Department of Biological Sciences, National University of Singapore, Science Drive 4, Singapore.
BMC Genet. 2010 May 7;11:36. doi: 10.1186/1471-2156-11-36.
The International Hapmap project serves as a valuable resource for human genome variation data, however its applicability to other populations has yet to be exhaustively investigated. In this paper, we use high density genotyping chips and resequencing strategies to compare the Singapore Chinese population with the Hapmap populations. First we compared 1028 and 114 unrelated Singapore Chinese samples genotyped using the Illumina Human Hapmap 550 k chip and Affymetrix 500 k array respectively against the 270 samples from Hapmap. Secondly, data from 20 candidate genes on 5q31-33 resequenced for an asthma candidate gene based study was also used for the analysis.
A total of 237 SNPs were identified through resequencing of which only 95 SNPs (40%) were in Hapmap; however an additional 56 SNPs (24%) were not genotyped directly but had a proxy SNP in the Hapmap. At the genome-wide level, Singapore Chinese were highly correlated with Hapmap Han Chinese with correlation of 0.954 and 0.947 for the Illumina and Affymetrix platforms respectively with deviant SNPs randomly distributed within and across all chromosomes.
The high correlation between our population and Hapmap Han Chinese reaffirms the applicability of Hapmap based genome-wide chips for GWA studies. There is a clear population signature for the Singapore Chinese samples and they predominantly resemble the southern Han Chinese population; however when new migrants particularly those with northern Han Chinese background were included, population stratification issues may arise. Future studies needs to address population stratification within the sample collection while designing and interpreting GWAS in the Chinese population.

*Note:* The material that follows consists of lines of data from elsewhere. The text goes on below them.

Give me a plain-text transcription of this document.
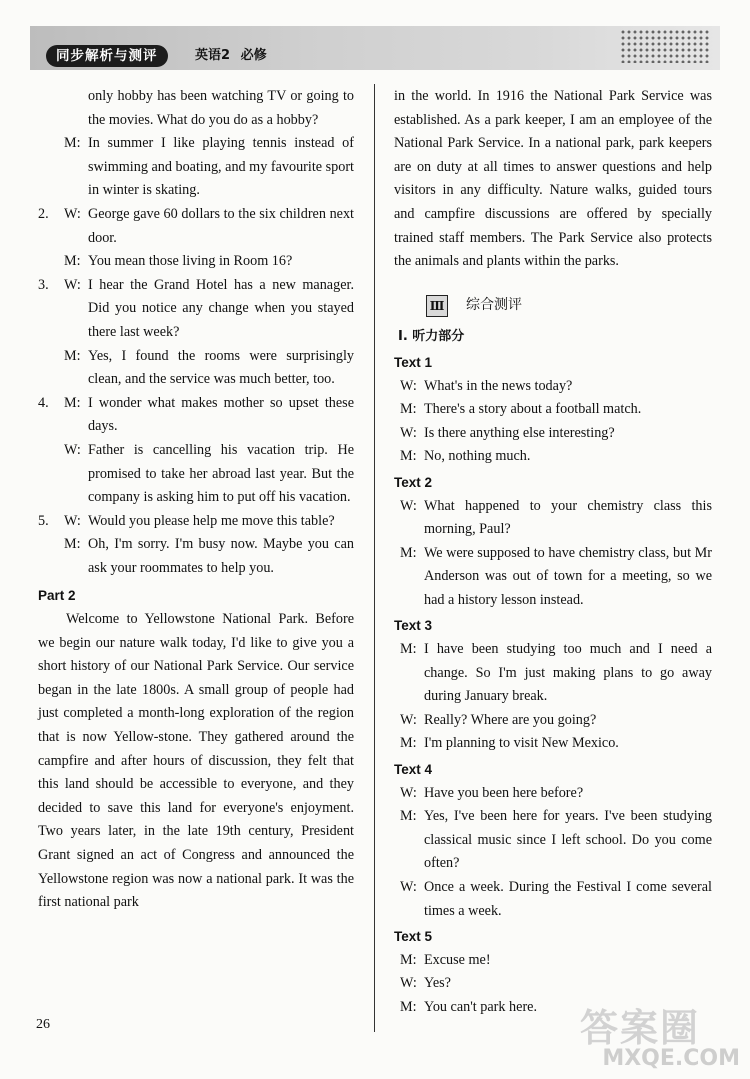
同步解析与测评	英语2 必修
only hobby has been watching TV or going to the movies. What do you do as a hobby?
M: In summer I like playing tennis instead of swimming and boating, and my favourite sport in winter is skating.
2.	W: George gave 60 dollars to the six children next door.
M: You mean those living in Room 16?
3.	W: I hear the Grand Hotel has a new manager. Did you notice any change when you stayed there last week?
M: Yes, I found the rooms were surprisingly clean, and the service was much better, too.
4.	M: I wonder what makes mother so upset these days.
W: Father is cancelling his vacation trip. He promised to take her abroad last year. But the company is asking him to put off his vacation.
5.	W: Would you please help me move this table?
M: Oh, I'm sorry. I'm busy now. Maybe you can ask your roommates to help you.
Part 2
Welcome to Yellowstone National Park. Before we begin our nature walk today, I'd like to give you a short history of our National Park Service. Our service began in the late 1800s. A small group of people had just completed a month-long exploration of the region that is now Yellow-stone. They gathered around the campfire and after hours of discussion, they felt that this land should be accessible to everyone, and they decided to save this land for everyone's enjoyment. Two years later, in the late 19th century, President Grant signed an act of Congress and announced the Yellowstone region was now a national park. It was the first national park
in the world. In 1916 the National Park Service was established. As a park keeper, I am an employee of the National Park Service. In a national park, park keepers are on duty at all times to answer questions and help visitors in any difficulty. Nature walks, guided tours and campfire discussions are offered by specially trained staff members. The Park Service also protects the animals and plants within the parks.
Ⅲ 综合测评
Ⅰ. 听力部分
Text 1
W: What's in the news today?
M: There's a story about a football match.
W: Is there anything else interesting?
M: No, nothing much.
Text 2
W: What happened to your chemistry class this morning, Paul?
M: We were supposed to have chemistry class, but Mr Anderson was out of town for a meeting, so we had a history lesson instead.
Text 3
M: I have been studying too much and I need a change. So I'm just making plans to go away during January break.
W: Really? Where are you going?
M: I'm planning to visit New Mexico.
Text 4
W: Have you been here before?
M: Yes, I've been here for years. I've been studying classical music since I left school. Do you come often?
W: Once a week. During the Festival I come several times a week.
Text 5
M: Excuse me!
W: Yes?
M: You can't park here.
26	答案圈
MXQE.COM
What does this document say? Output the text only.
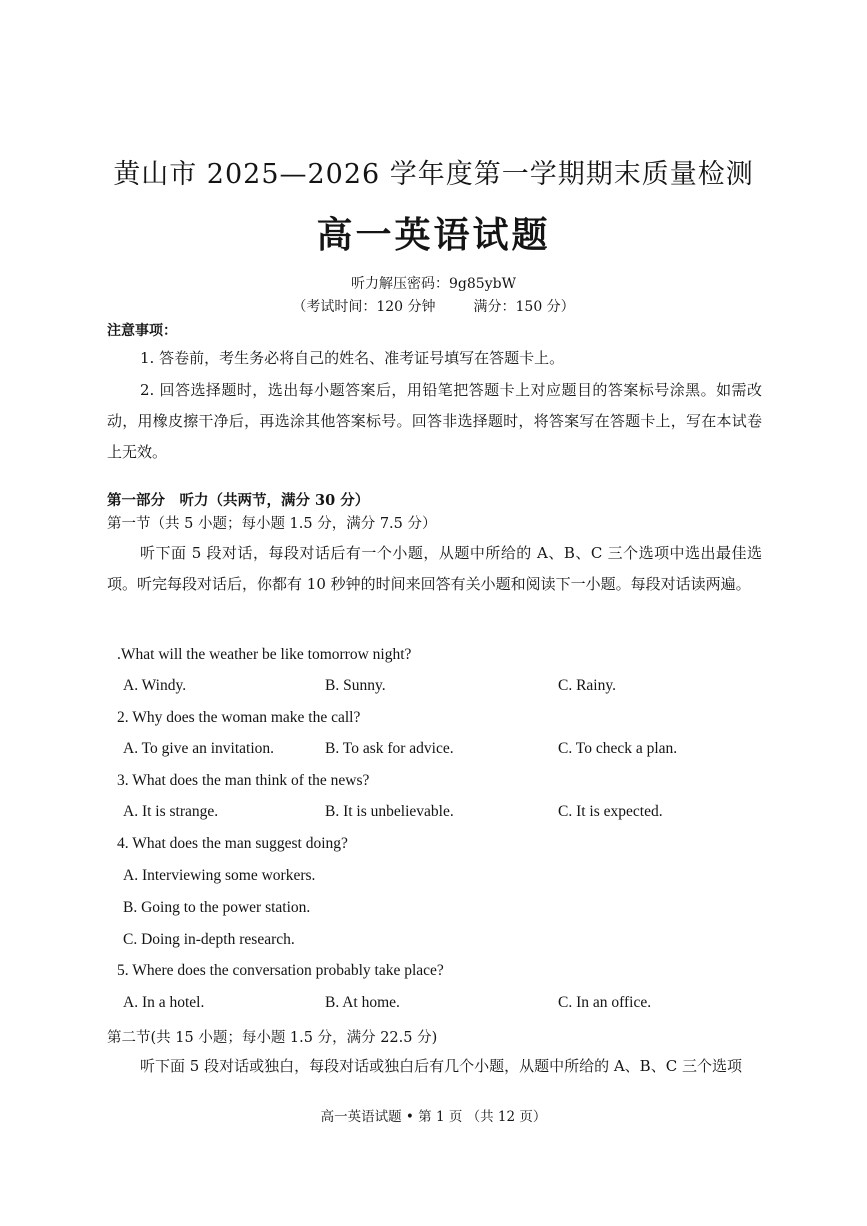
黄山市 2025—2026 学年度第一学期期末质量检测
高一英语试题
听力解压密码：9g85ybW
（考试时间：120 分钟	满分：150 分）
注意事项：
1. 答卷前，考生务必将自己的姓名、准考证号填写在答题卡上。
2. 回答选择题时，选出每小题答案后，用铅笔把答题卡上对应题目的答案标号涂黑。如需改动，用橡皮擦干净后，再选涂其他答案标号。回答非选择题时，将答案写在答题卡上，写在本试卷上无效。
第一部分　听力（共两节，满分 30 分）
第一节（共 5 小题；每小题 1.5 分，满分 7.5 分）
听下面 5 段对话，每段对话后有一个小题，从题中所给的 A、B、C 三个选项中选出最佳选项。听完每段对话后，你都有 10 秒钟的时间来回答有关小题和阅读下一小题。每段对话读两遍。
.What will the weather be like tomorrow night?
A. Windy.	B. Sunny.	C. Rainy.
2. Why does the woman make the call?
A. To give an invitation.	B. To ask for advice.	C. To check a plan.
3. What does the man think of the news?
A. It is strange.	B. It is unbelievable.	C. It is expected.
4. What does the man suggest doing?
A. Interviewing some workers.
B. Going to the power station.
C. Doing in-depth research.
5. Where does the conversation probably take place?
A. In a hotel.	B. At home.	C. In an office.
第二节(共 15 小题；每小题 1.5 分，满分 22.5 分)
听下面 5 段对话或独白，每段对话或独白后有几个小题，从题中所给的 A、B、C 三个选项
高一英语试题 • 第 1 页 （共 12 页）
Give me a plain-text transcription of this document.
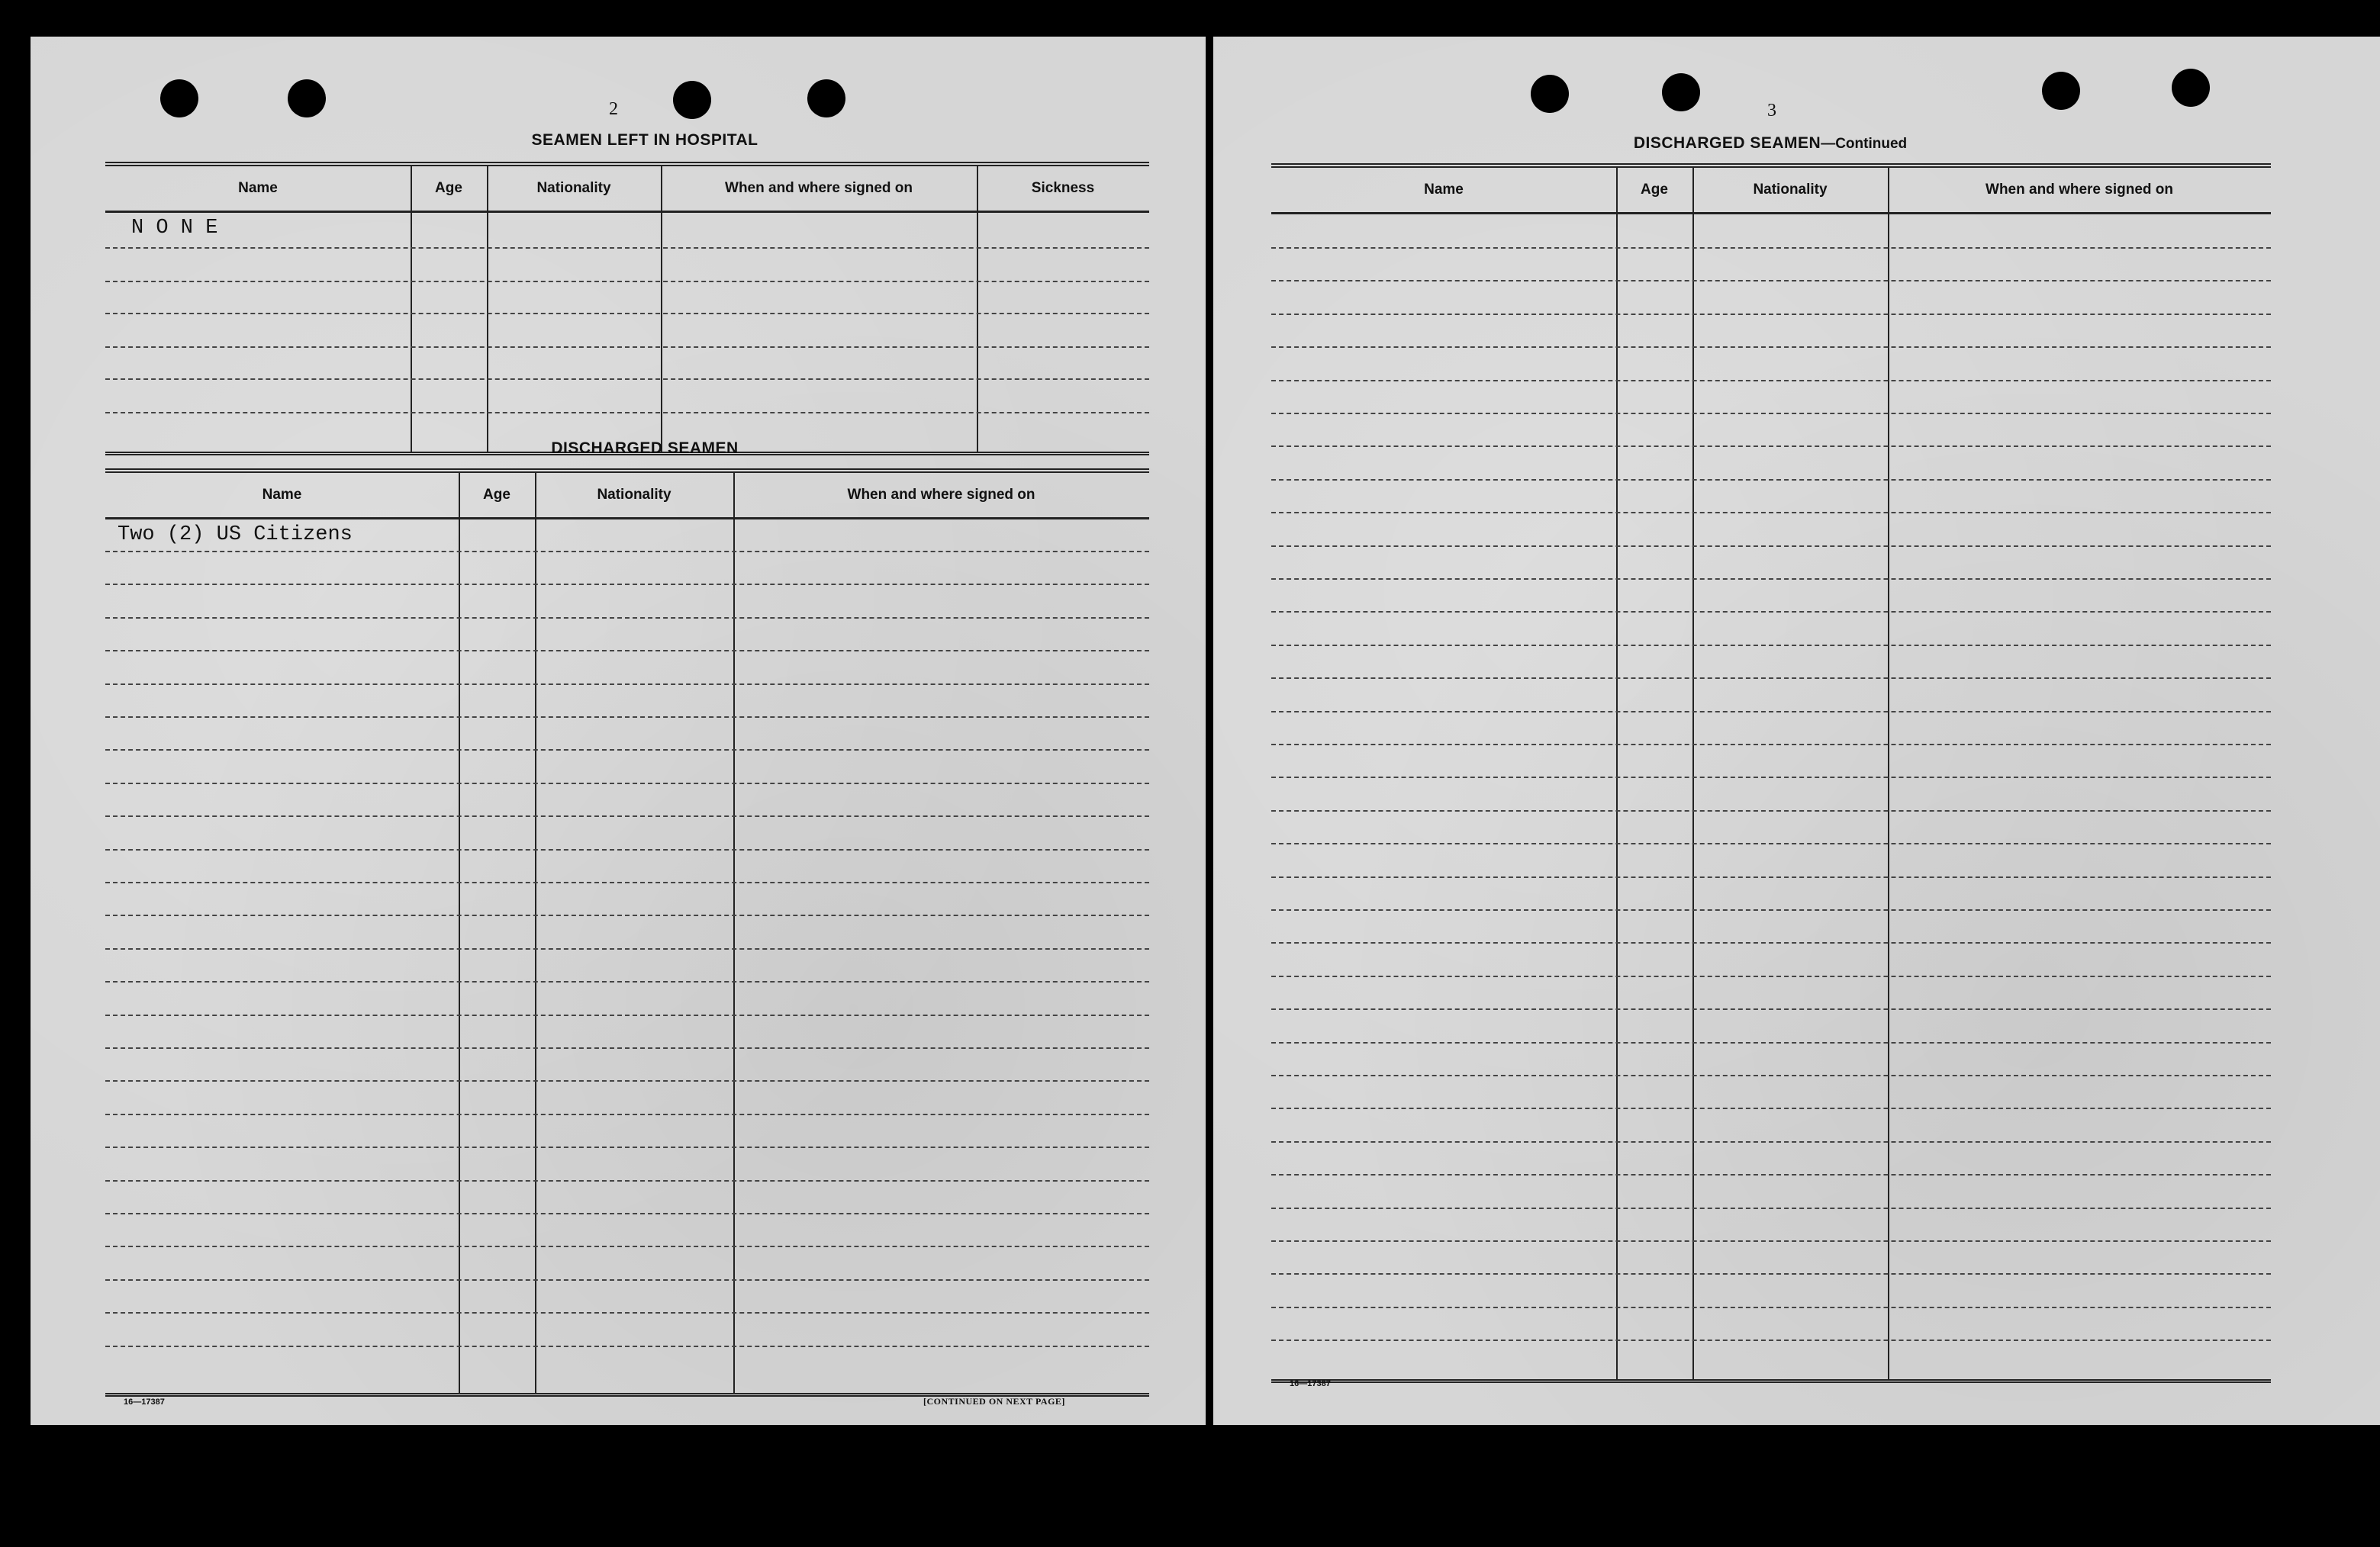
2
SEAMEN LEFT IN HOSPITAL
Name	Age	Nationality	When and where signed on	Sickness
N O N E
DISCHARGED SEAMEN
Name	Age	Nationality	When and where signed on
Two (2) US Citizens
16—17387	[CONTINUED ON NEXT PAGE]
3
DISCHARGED SEAMEN—Continued
Name	Age	Nationality	When and where signed on
16—17387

国际 Hapmap 计划是人类基因组变异数据的宝贵资源,但其在其他人群中的适用性尚未得到充分研究。在本文中,我们使用高密度基因分型芯片和重测序策略,将新加坡华人与 Hapmap 人群进行比较。首先,我们比较了使用 Illumina Human Hapmap 550 k 芯片和 Affymetrix 500 k 芯片分别对 1028 名和 114 名无亲缘关系的新加坡华人样本进行基因分型的结果与 Hapmap 中的 270 个样本。其次,还对基于哮喘候选基因的研究对 5q31-33 上 20 个候选基因的测序数据进行了分析。
通过重测序共鉴定出 237 个 SNP,其中只有 95 个 SNP(40%)在 Hapmap 中;然而,还有 56 个 SNP(24%)没有直接进行基因分型,但在 Hapmap 中有一个替代 SNP。在全基因组水平上,新加坡华人与 Hapmap 汉族高度相关,Illumina 和 Affymetrix 平台的相关系数分别为 0.954 和 0.947,偏离 SNP 随机分布在所有染色体的内部和之间。
我们的人群与 Hapmap 汉族的高度相关性再次证实了基于 Hapmap 的全基因组芯片在 GWA 研究中的适用性。新加坡华人样本具有明显的人群特征,主要与南方汉族人群相似;然而,当包括新移民,特别是具有北方汉族背景的新移民时,可能会出现群体分层问题。未来的研究需要在设计和解释中国人群的 GWAS 时,解决样本采集过程中的群体分层问题。